Monday, November 29, 2010

Monday, Monday

It was so good to be back with my students today. Man, I miss those little doofuses during extended weekends!

We did some more dialogue review today, looking at a poorly written dialogue with bad mechanics (no paragraphing, missing punctuation), a structurally correct but boring and predictable dialogue, and finally a well-written dialogue (if I do say so myself) with good action words, gestures, descriptive details, and variety. Then, the students wrote their third-person dialogues between them and me.

We graded the vocabulary test from last week. That's right. I was lazy and didn't feel like doing it myself over the weekend. That's the real explanation. I was going to type that grading the tests in class forces them to look at the words again, but that would have been stretching things a bit.
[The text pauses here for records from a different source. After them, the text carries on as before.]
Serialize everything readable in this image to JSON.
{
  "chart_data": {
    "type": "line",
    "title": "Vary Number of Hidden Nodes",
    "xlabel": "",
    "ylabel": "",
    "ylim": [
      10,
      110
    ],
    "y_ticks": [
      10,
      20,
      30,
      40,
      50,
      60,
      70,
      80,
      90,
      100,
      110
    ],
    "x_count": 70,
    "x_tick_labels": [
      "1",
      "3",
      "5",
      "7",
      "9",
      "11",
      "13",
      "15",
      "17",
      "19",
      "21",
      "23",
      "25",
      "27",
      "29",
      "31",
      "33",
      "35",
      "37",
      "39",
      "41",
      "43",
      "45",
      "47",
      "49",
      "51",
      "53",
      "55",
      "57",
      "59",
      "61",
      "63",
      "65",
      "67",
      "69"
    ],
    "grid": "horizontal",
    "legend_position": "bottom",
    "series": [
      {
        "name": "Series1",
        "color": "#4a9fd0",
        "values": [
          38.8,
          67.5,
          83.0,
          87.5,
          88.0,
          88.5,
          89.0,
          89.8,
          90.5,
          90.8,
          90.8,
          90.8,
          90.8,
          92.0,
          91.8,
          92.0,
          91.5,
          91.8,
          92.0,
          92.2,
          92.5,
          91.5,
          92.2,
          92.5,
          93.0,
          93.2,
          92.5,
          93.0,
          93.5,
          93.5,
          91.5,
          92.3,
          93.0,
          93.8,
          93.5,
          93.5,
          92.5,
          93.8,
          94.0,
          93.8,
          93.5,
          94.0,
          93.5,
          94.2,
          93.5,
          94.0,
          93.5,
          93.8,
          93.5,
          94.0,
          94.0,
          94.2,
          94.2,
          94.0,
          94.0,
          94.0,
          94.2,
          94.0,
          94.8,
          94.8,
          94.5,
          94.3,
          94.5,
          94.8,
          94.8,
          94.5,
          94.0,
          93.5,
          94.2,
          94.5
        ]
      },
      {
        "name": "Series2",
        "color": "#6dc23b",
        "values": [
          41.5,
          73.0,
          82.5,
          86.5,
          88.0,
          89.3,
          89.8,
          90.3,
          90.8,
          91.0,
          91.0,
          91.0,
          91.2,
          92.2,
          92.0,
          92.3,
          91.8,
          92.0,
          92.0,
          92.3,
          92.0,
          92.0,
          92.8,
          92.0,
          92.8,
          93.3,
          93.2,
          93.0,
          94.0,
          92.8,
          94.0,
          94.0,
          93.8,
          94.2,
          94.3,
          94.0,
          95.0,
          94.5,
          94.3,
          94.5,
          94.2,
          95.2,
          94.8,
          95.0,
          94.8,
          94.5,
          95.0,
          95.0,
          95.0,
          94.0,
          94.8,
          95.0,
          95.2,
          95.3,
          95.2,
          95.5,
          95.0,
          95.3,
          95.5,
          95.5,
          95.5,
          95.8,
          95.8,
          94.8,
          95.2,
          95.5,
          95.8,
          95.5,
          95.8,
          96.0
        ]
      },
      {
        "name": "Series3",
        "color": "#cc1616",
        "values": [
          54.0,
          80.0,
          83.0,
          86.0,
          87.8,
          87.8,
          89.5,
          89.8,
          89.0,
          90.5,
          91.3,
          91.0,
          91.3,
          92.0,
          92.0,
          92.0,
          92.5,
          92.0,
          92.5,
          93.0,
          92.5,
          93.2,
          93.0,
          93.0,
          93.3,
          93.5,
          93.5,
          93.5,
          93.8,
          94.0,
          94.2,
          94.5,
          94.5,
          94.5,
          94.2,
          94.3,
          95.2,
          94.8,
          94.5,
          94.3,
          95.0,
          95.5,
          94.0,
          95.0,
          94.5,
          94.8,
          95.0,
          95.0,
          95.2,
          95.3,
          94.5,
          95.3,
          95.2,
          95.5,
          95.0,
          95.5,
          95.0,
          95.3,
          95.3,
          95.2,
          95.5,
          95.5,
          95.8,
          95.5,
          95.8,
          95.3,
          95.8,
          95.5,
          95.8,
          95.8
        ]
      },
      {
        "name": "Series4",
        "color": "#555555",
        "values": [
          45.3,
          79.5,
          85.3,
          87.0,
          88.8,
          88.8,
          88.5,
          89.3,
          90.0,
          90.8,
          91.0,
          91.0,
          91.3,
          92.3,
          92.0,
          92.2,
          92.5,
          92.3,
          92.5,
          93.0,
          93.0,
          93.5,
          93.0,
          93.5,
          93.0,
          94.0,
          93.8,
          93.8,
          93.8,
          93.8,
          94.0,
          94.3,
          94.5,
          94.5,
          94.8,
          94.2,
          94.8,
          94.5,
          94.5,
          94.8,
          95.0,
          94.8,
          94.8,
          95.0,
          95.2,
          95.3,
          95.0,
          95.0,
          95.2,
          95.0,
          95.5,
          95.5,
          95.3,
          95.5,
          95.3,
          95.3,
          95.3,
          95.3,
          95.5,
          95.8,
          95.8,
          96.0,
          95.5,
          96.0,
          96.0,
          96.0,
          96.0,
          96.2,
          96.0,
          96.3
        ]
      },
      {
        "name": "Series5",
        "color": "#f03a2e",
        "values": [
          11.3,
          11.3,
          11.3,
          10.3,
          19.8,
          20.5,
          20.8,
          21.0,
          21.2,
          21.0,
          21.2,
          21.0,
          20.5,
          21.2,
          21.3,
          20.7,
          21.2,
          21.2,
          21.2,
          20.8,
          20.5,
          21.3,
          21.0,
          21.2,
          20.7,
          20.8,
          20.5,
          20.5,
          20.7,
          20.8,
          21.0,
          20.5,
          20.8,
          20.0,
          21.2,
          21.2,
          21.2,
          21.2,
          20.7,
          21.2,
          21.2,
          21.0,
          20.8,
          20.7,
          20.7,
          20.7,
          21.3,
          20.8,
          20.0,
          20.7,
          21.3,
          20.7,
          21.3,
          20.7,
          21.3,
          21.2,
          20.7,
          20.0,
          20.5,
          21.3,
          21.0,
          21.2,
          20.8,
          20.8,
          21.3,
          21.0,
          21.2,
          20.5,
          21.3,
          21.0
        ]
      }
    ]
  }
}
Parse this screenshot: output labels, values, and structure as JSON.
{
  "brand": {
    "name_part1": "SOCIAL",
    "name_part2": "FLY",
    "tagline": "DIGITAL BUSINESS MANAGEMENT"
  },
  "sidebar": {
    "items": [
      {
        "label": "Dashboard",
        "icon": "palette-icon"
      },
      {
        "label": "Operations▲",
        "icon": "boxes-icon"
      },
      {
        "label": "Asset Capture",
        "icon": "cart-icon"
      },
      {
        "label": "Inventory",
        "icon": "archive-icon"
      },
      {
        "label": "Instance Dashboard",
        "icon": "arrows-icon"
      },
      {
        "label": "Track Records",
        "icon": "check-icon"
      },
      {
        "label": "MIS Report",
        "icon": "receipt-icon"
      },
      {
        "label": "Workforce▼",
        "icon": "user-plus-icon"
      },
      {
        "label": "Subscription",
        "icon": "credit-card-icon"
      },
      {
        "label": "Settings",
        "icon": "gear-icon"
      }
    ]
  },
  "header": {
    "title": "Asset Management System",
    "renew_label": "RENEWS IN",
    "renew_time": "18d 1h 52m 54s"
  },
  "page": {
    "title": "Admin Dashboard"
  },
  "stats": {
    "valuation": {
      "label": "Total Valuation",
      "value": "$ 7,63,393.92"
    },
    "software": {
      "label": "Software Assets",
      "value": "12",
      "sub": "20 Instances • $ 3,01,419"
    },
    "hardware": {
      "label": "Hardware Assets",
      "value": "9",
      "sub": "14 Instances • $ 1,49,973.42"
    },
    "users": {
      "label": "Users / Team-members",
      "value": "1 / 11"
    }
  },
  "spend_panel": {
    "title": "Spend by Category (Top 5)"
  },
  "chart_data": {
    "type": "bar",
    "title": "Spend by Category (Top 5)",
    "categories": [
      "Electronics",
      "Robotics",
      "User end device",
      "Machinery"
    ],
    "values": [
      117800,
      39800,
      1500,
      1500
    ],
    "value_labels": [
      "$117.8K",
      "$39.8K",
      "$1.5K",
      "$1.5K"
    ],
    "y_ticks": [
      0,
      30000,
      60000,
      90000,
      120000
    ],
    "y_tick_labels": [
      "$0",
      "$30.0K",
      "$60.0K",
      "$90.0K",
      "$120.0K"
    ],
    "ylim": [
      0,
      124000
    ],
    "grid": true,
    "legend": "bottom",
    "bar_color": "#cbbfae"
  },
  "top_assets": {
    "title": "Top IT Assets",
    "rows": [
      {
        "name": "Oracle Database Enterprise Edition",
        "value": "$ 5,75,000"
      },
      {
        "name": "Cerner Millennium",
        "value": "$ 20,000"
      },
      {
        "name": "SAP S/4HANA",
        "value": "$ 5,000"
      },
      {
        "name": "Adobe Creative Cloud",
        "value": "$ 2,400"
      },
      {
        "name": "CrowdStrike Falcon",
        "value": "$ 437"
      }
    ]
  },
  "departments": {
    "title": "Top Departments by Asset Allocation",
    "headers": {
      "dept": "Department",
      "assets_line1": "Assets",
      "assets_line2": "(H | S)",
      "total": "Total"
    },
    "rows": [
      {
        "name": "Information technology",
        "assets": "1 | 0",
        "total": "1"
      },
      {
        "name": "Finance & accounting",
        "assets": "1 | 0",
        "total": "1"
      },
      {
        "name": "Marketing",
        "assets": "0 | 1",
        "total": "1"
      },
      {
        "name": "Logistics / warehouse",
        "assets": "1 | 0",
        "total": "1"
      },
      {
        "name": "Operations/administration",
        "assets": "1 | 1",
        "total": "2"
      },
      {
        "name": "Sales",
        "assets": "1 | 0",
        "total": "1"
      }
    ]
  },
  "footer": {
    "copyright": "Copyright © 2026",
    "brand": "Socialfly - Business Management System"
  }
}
We looked at seven word parts for our new list:

osteo means "bone" like in osteoporosis (sorry, no easy-peasy word for this one)
ornith means "bird" like an ornithocopter (or this one)
polis means "city" like Indianapolis or metropolis. The word police also comes from this word part.
dia means "across" like diameter, something they should know from math class.
acro means "high" like in the word acrobat. I suffer from acrophobia, by the way.
derm means "skin" like hypodermic from an earlier list. I like pachyderm though.
And zo means "animal" like zoo. There. That makes up for the lack of easy-peasiness earlier.

We had a chance to introduce persuasive writing with some reading from the textbook. We very briefly looked at Aristotle's ideas about ethos, pathos, and logos (persuading with ethical appeals, emotional appeals, and logical appeals) and went over what argument, claims, and support mean for our purposes. Tomorrow, the students will practice doing some persuasive writing with an assignment that ties in with Uglies and will probably serve as a final test type thing with that book.

Tomorrow is also our library day. Students will need to return Uglies, and we'll be starting a new novel called Walk Two Moons. I think the students will like it if they give it a chance.

Oh, I almost forgot! They do have homework. They need to watch some commercials and write a paragraph about one of them. In the paragraph, they need to include the thing/idea that is being "sold," who the intended audience for the commercial might be, what claims the advertisers make, what support is used, and what other ways the advertisers use in their attempts to persuade.